Forensic Accounting Explained
We’ve all come across ‘Forensic investigators’ or ‘Forensic scientists’ in many a TV drama – from NCIS to Silent Witness, where evidence is handed to a team of specialist experts to analyse and uncover facts.
Through Forensics they uncover that Dave shot the bank clerk but they need to substantiate the evidence to prove that he ‘did it’, how he ‘did it’ and in some cases, why he ‘did it’, in order to present to a court of law.
Forensic accountants do much the same job but with all things relating to money. We use a combination of financial, investigative and legal skills to provide a report, usually for presentation in court.
This could be anything from investigating where a missing £600,000 from a charity fund, or why Marcia in the Finance Dept has suddenly traded her battered VW Polo in for an F-type Jaguar while weekending in Monaco, or whether Company X that Company Y wants to buy them out are really as successful as they say they are at producing 20 million widgets a week (when they can’t pay their telephone bill).
If something doesn’t quite smell right – or organisations need to double and triple check finances, settlements and productivity – then it’s time to call in the forensic accounting experts.
Forensic Accounting in Business
In an increasingly competitive, often hostile, global business market, where margins are slimmer and companies are cutting corners, there is room for much mismanagement of funds as people take bigger risks with their own and other people’s money in order to survive. The downside can affect anybody and everybody – even the rich and mighty; for instance, Rock star Sting’s accountant ran off with £6m of his money; Enron, one of the biggest energy providers in the USA used complex financial structures to show the company to be significantly more profitable than it really was before the company was rumbled and ultimately collapsed- affecting the very fabric of American society.
This edgy business environment leads to individuals and companies inevitably getting into trouble or litigating between themselves and when this happens it is up to forensic accountants to follow the paper or electronic trail to uncover the truth – and determine exactly who did what with the money or shares, through a rigorous and thorough investigation of all the figures and facts.
Forensic Accounting in Divorce
Another popular area where one needs to call in the Forensic Accountants are divorce cases where one partner is trying to hide or protect money, income and assets they have to shield it from their spouse in the hope of paying out less. Or there may be a business to be valued and neither party can agree on the true value of the business. Even in the most “amicable” of divorces, forensic accountants may be called upon to assess an individual’s situation and their ability to pay fair maintenance or child support.
Forensic Accounting in Fraudulent Activity
With economic hardship affecting people across society, then there is a huge temptation to file false or inflated insurance claims. This is often the case when companies or individuals have financial pressures or greed – this can then lead to crimes being committed within the workplace such as theft, false insurance claims etc.

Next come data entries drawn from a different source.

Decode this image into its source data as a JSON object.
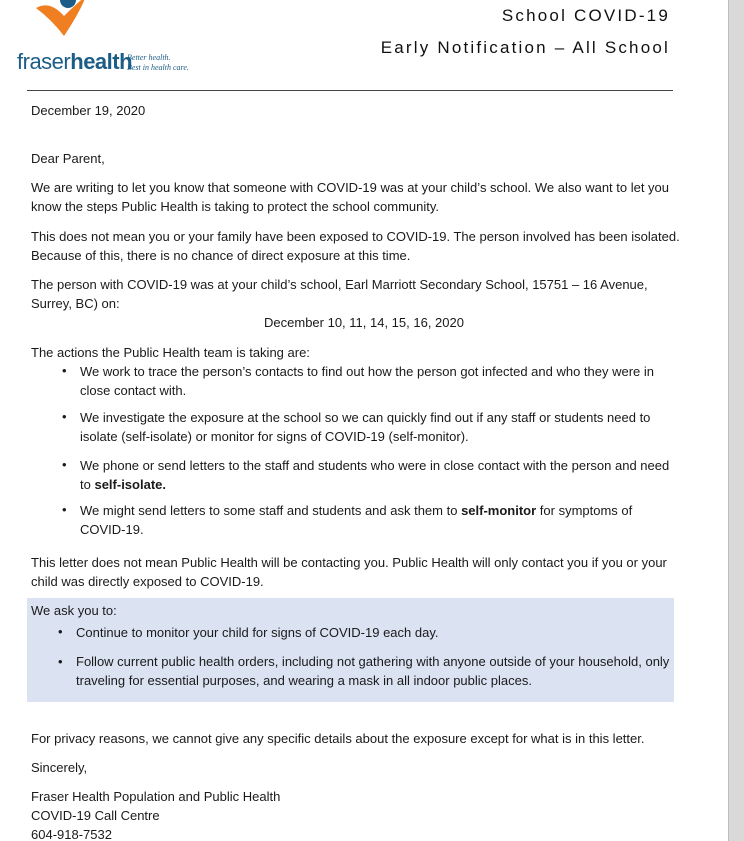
{
  "header": {
    "logo_name_light": "fraser",
    "logo_name_bold": "health",
    "logo_tagline_1": "Better health.",
    "logo_tagline_2": "Best in health care.",
    "title_line_1": "School COVID-19",
    "title_line_2": "Early Notification – All School"
  },
  "colors": {
    "brand_blue": "#1b5d86",
    "brand_orange": "#f07f22",
    "highlight_box": "#dbe3f3"
  },
  "letter": {
    "date": "December 19, 2020",
    "greeting": "Dear Parent,",
    "para1": "We are writing to let you know that someone with COVID-19 was at your child’s school. We also want to let you know the steps Public Health is taking to protect the school community.",
    "para2": "This does not mean you or your family have been exposed to COVID-19. The person involved has been isolated. Because of this, there is no chance of direct exposure at this time.",
    "para3": "The person with COVID-19 was at your child’s school, Earl Marriott Secondary School, 15751 – 16 Avenue, Surrey, BC) on:",
    "exposure_dates": "December 10, 11, 14, 15, 16, 2020",
    "actions_intro": "The actions the Public Health team is taking are:",
    "actions": [
      {
        "text": "We work to trace the person’s contacts to find out how the person got infected and who they were in close contact with."
      },
      {
        "text": "We investigate the exposure at the school so we can quickly find out if any staff or students need to isolate (self-isolate) or monitor for signs of COVID-19 (self-monitor)."
      },
      {
        "text_before": "We phone or send letters to the staff and students who were in close contact with the person and need to ",
        "bold": "self-isolate.",
        "text_after": ""
      },
      {
        "text_before": "We might send letters to some staff and students and ask them to ",
        "bold": "self-monitor",
        "text_after": " for symptoms of COVID-19."
      }
    ],
    "para4": "This letter does not mean Public Health will be contacting you. Public Health will only contact you if you or your child was directly exposed to COVID-19.",
    "ask_intro": "We ask you to:",
    "asks": [
      "Continue to monitor your child for signs of COVID-19 each day.",
      "Follow current public health orders, including not gathering with anyone outside of your household, only traveling for essential purposes, and wearing a mask in all indoor public places."
    ],
    "privacy": "For privacy reasons, we cannot give any specific details about the exposure except for what is in this letter.",
    "closing": "Sincerely,",
    "signature_1": "Fraser Health Population and Public Health",
    "signature_2": "COVID-19 Call Centre",
    "signature_3": "604-918-7532"
  }
}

It is up to the forensic accountant to calmly and professionally assess any questionable claims on behalf of either the insurance companies or the authorities. Here at Frenkels, we act for many insurers and solicitors to assist with the loss of earning claims arising from personal injury claims such as road traffic accidents, illness and negligence.
At Frenkels Forensics, our team of forensic accounting experts work regularly with solicitors, insurance companies and barristers across the UK and abroad helping them prevent and resolve legal disputes.